Los registros muestran que en cierto momento de su vida, el alemán Martín Lutero dijo: “Aquél a quien no le gusta el vino, la mujer ni el canto, será un necio toda su vida”. Pero quizás queriendo hacer contrapunto con el aforismo de su compatriota, es que Leopold Sacher-Masoch, nos auguró que: “Aquél que demuestra tener muchos principios, ciertamente tendrá un fin miserable”… ¡Extraordinario!
Esa otoñal estupidez dialéctica, por ventura antigua y surgida en la vieja Albión, era un problema que afligía a ciertos iluminados que, no obstante hallasen que el sexo fuese una lógica insensata sin tirar ni poner, antevieron el conservadorismo victoriano, al sentirse narcotizados bajo la estulticia de los mitos de la peloponesa Arcadia y, bucólicos y pastoriles, sucumbieron después de la Nada de sus masturbaciones mentales.
Con todo, superiores a los demás y anteviendo la trágica mudanza, ahora me entero que una estólida investigación demostró que las mujeres que recurren al cabello teñido de rubio, elevan sus niveles de confianza y mejoran su estado de ánimo.
Parece que unos pánfilos expertos revelaron que un estudio demostró que las mujeres que tiñen su cabello de rubio tienen más sexo, pero también tienen más seguridad que aquellas que mantienen su pelo en su color natural, agregando que las teñidas de rubio tienen más confianza para bailar delante de extraños, e incluso para invitar a alguien a salir en una cita.

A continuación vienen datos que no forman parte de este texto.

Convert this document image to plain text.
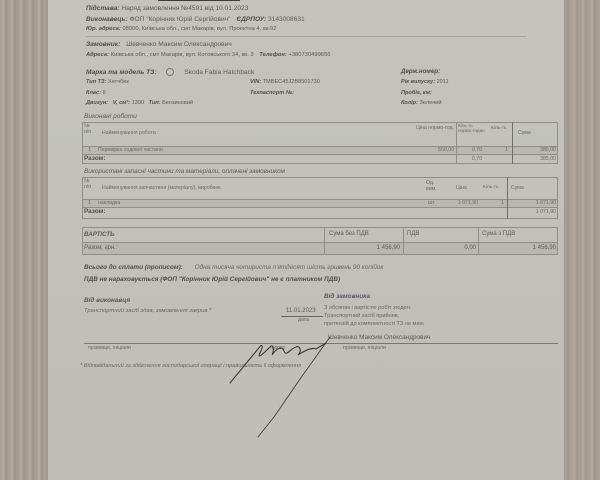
Підстава: Наряд замовлення №4591 від 10.01.2023
Виконавець: ФОП "Корінник Юрій Сергійович" ЄДРПОУ: 3143008631
Юр. адреса: 08000, Київська обл., смт Макарів, вул. Проектна 4, кв.92
Замовник: Шевченко Максим Олександрович
Адреса: Київська обл., смт Макарів, вул. Котовського 34, кв. 3 Телефон: +380730499656
Марка та модель ТЗ:	Skoda Fabia Hatchback
Тип ТЗ: Хетчбек	VIN: TMBEC45J2B8501730
Клас: II	Техпаспорт №:
Двигун: V, см³: 1390 Тип: Бензиновий
Держ.номер:
Рік випуску: 2011
Пробіг, км:
Колір: Зелений
Виконані роботи
№ п/п Найменування роботи
Ціна нормо-год. Кіль-ть нормо-годин Кіль-ть
Сума
1 Перевірка ходової частини	550,00	0,70	1	385,00
Разом:	0,70	385,00
Використані запасні частини та матеріали, оплачені замовником
№ п/п Найменування запчастини (матеріалу), виробник
Од. вим.	Ціна	Кіль-ть Сума
1 накладка	шт	1 071,90	1	1 071,90
Разом:	1 071,90
ВАРТІСТЬ	Сума без ПДВ	ПДВ	Сума з ПДВ
Разом, грн.:	1 456,90	0,00	1 456,90
Всього до сплати (прописом): Одна тисяча чотириста п'ятдесят шість гривень 90 копійок
ПДВ не нараховується (ФОП "Корінник Юрій Сергійович" не є платником ПДВ)
Від виконавця
Транспортний засіб здав, замовлення закрив.*	11.01.2023
дата
Від замовника
З обсягом і вартістю робіт згоден.
Транспортний засіб прийняв,
претензій до комплектності ТЗ не маю
Шевченко Максим Олександрович
прізвище, ініціали	підпис	прізвище, ініціали
* Відповідальний за здійснення господарської операції і правильність її оформлення
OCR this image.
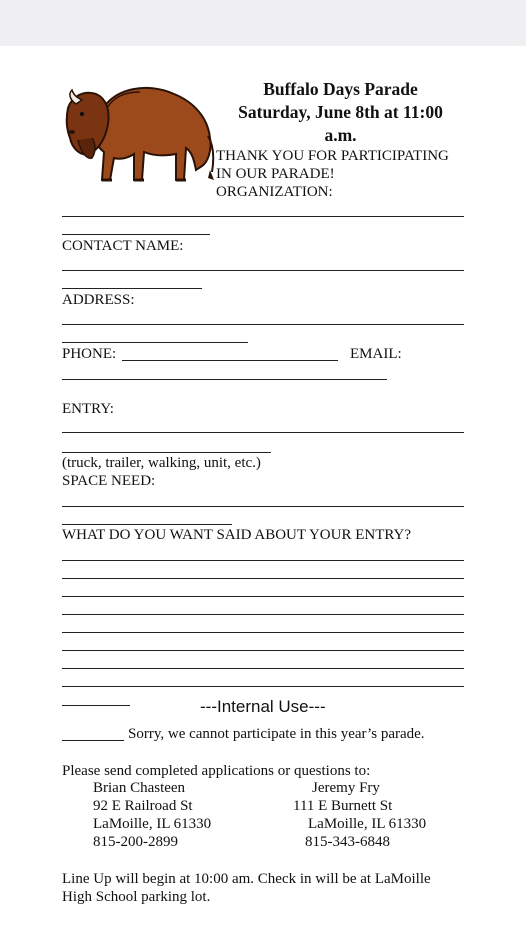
Buffalo Days Parade
Saturday, June 8th at 11:00
a.m.
THANK YOU FOR PARTICIPATING
IN OUR PARADE!
ORGANIZATION:
CONTACT NAME:
ADDRESS:
PHONE:	EMAIL:
ENTRY:
(truck, trailer, walking, unit, etc.)
SPACE NEED:
WHAT DO YOU WANT SAID ABOUT YOUR ENTRY?
---Internal Use---
Sorry, we cannot participate in this year’s parade.
Please send completed applications or questions to:
Brian Chasteen
92 E Railroad St
LaMoille, IL 61330
815-200-2899
Jeremy Fry
111 E Burnett St
LaMoille, IL 61330
815-343-6848
Line Up will begin at 10:00 am. Check in will be at LaMoille
High School parking lot.
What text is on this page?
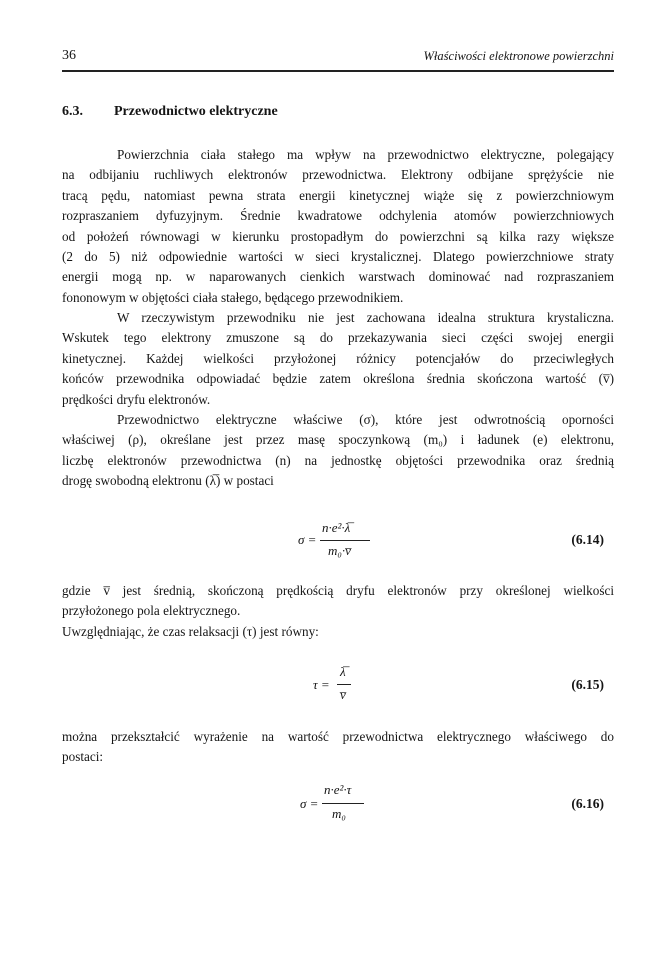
36	Właściwości elektronowe powierzchni
6.3. Przewodnictwo elektryczne
Powierzchnia ciała stałego ma wpływ na przewodnictwo elektryczne, polegający
na odbijaniu ruchliwych elektronów przewodnictwa. Elektrony odbijane sprężyście nie
tracą pędu, natomiast pewna strata energii kinetycznej wiąże się z powierzchniowym
rozpraszaniem dyfuzyjnym. Średnie kwadratowe odchylenia atomów powierzchniowych
od położeń równowagi w kierunku prostopadłym do powierzchni są kilka razy większe
(2 do 5) niż odpowiednie wartości w sieci krystalicznej. Dlatego powierzchniowe straty
energii mogą np. w naparowanych cienkich warstwach dominować nad rozpraszaniem
fononowym w objętości ciała stałego, będącego przewodnikiem.
W rzeczywistym przewodniku nie jest zachowana idealna struktura krystaliczna.
Wskutek tego elektrony zmuszone są do przekazywania sieci części swojej energii
kinetycznej. Każdej wielkości przyłożonej różnicy potencjałów do przeciwległych
końców przewodnika odpowiadać będzie zatem określona średnia skończona wartość (v̅)
prędkości dryfu elektronów.
Przewodnictwo elektryczne właściwe (σ), które jest odwrotnością oporności
właściwej (ρ), określane jest przez masę spoczynkową (m₀) i ładunek (e) elektronu,
liczbę elektronów przewodnictwa (n) na jednostkę objętości przewodnika oraz średnią
drogę swobodną elektronu (λ̅) w postaci
σ =
n·e²·λ̅
m₀·v̅
(6.14)
gdzie v̅ jest średnią, skończoną prędkością dryfu elektronów przy określonej wielkości
przyłożonego pola elektrycznego.
Uwzględniając, że czas relaksacji (τ) jest równy:
τ =
λ̅
v̅
(6.15)
można przekształcić wyrażenie na wartość przewodnictwa elektrycznego właściwego do
postaci:
σ =
n·e²·τ
m₀
(6.16)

No encontrando nada mejor que hacer con su tiempo, esos investigadores de la “Universidad de Nottingham” estudiaron durante un tiempo el efecto del color de cabello en el estado de ánimo y el bienestar de las mujeres.
El Dr. Mark Sergant, quien dirigió al pueril equipo de investigadores, señaló: “El teñir el cabello es un arte para mucha gente, pero de hecho hay mucha ciencia detrás de ello. Los cambios que notamos en el comportamiento y la psicología de los participantes fue significativo”.
No considerándose contento con su científica declaración, dicho doctor agregó: “No sólo aumentaron los niveles de confianza y humor, sino que se mitigaron las inhibiciones, haciendo que muchas se sintieran más atractivas y sexualmente excitantes”.
Todo indica que el precioso estudio tuvo la participación de 205 mujeres de edades entre 25 y 66 años, y su patrocinio corrió a cuenta de Clairol.
Otro dato que añaden, es que cerca del 50 por ciento de las falsas rubias participantes, dijo que teñía su cabello para llamar la atención de extraños y ser más notorias para amigos y colegas.
El cabello rubio es el color de tinte más socorrido, con 80 por ciento de las participantes, seguido por los colores castaño y café oscuro. El negro fue el color menos recurrido por quienes se pintan el cabello.
Por lo tanto, como se puede observar, mismo siendo numerosos, parecería que los ejemplos se tornan inanimados. Esto es, parece que, al definir el ser humano, algunos adalides se inclinan por la usanza de dos vertientes inevitables: el optimismo exagerado y los positivismos excesivos.
Pero por lo aquí visto, eso ya lo presentía Max Planck, cuando dijo: “La verdad nunca triunfa, simplemente sus oponentes se van muriendo”… ¿No es fantástico?